Studies went on to show that large outdoor gatherings for sporting events did not cause large spikes in COVID cases, meaning Whitmer and Gereghty's concerns did not come to pass. In a 2021 study, University of Florida epidemiologist Cindy Prins said that while the sight of full stadiums might make "people feel nervous," outdoor gatherings "really are not the super spreader events that people have worried they're going to be."
Whitmer did not return a request for comment on whether her sister came to her for advice on the sports issue. Gereghty's campaign said the congressional hopeful "believes in the value of sports."
"Her top priority as a school board member was to get students back in the classroom full time while keeping the school community safe," the campaign told the Free Beacon.
Gereghty in May launched her bid to unseat freshman GOP lawmaker Mike Lawler, who in 2022 upset then-Democratic Congressional Campaign Committee chair Sean Patrick Maloney. Jones complicated that effort last week when he announced his campaign for the same district, pitting the two Democrats against each other in a primary that is expected to get messy. Jones ally and "Squad" member Jamaal Bowman (D., N.Y.) in April told Politico he "didn't even know [Whitmer's] sister lived in the district" and doesn't "know many people who know her." Gereghty countered by accusing Jones of moving districts "to chase a congressional seat," a reference to Jones's decision to run in the nearby 10th district in 2022. Jones failed to emerge from that race's primary.
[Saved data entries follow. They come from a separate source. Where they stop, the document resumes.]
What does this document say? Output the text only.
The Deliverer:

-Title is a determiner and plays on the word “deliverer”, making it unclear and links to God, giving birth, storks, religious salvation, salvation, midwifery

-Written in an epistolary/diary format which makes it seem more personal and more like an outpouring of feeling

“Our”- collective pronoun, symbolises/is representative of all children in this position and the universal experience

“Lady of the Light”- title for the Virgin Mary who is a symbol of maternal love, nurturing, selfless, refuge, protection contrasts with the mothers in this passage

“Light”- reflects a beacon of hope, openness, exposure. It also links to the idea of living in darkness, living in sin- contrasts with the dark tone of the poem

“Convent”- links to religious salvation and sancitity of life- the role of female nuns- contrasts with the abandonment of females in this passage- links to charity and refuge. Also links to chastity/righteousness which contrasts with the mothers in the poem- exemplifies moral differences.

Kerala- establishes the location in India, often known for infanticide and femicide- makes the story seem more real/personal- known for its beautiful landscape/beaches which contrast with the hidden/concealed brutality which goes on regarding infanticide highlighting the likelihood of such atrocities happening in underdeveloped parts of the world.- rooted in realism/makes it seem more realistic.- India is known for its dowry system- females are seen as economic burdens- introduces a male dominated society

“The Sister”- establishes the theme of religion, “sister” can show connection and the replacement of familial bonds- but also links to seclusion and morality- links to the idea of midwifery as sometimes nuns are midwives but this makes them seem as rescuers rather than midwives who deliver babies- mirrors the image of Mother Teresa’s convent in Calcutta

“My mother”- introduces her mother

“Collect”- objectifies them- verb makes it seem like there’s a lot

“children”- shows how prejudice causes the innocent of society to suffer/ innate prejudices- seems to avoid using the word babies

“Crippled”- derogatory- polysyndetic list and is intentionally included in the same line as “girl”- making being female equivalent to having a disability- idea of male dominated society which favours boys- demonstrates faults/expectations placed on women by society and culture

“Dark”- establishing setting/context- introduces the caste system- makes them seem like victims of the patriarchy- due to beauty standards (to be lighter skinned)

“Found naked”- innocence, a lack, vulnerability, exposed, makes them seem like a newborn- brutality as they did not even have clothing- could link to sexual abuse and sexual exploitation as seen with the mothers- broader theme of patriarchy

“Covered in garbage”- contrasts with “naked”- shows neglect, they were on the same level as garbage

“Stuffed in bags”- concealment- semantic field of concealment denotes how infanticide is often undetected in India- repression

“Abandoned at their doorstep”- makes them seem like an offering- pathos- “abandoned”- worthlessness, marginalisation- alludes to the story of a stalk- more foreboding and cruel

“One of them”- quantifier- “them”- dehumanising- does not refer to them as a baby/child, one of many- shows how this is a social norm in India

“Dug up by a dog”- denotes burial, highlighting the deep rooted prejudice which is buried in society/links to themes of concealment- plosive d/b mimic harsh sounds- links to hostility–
Gereghty, who is largely considered an unknown quantity in New York, has courted support from Michigan's congressional delegation and hired a campaign manager who most recently worked in the Great Lakes State. Gereghty raised more than $400,000 in her campaign's first 10 weeks and has already received endorsements from liberal groups such as EMILY's List. Her campaign site attacks "extremist Republicans" for "banning books" and "fearmongering about crime."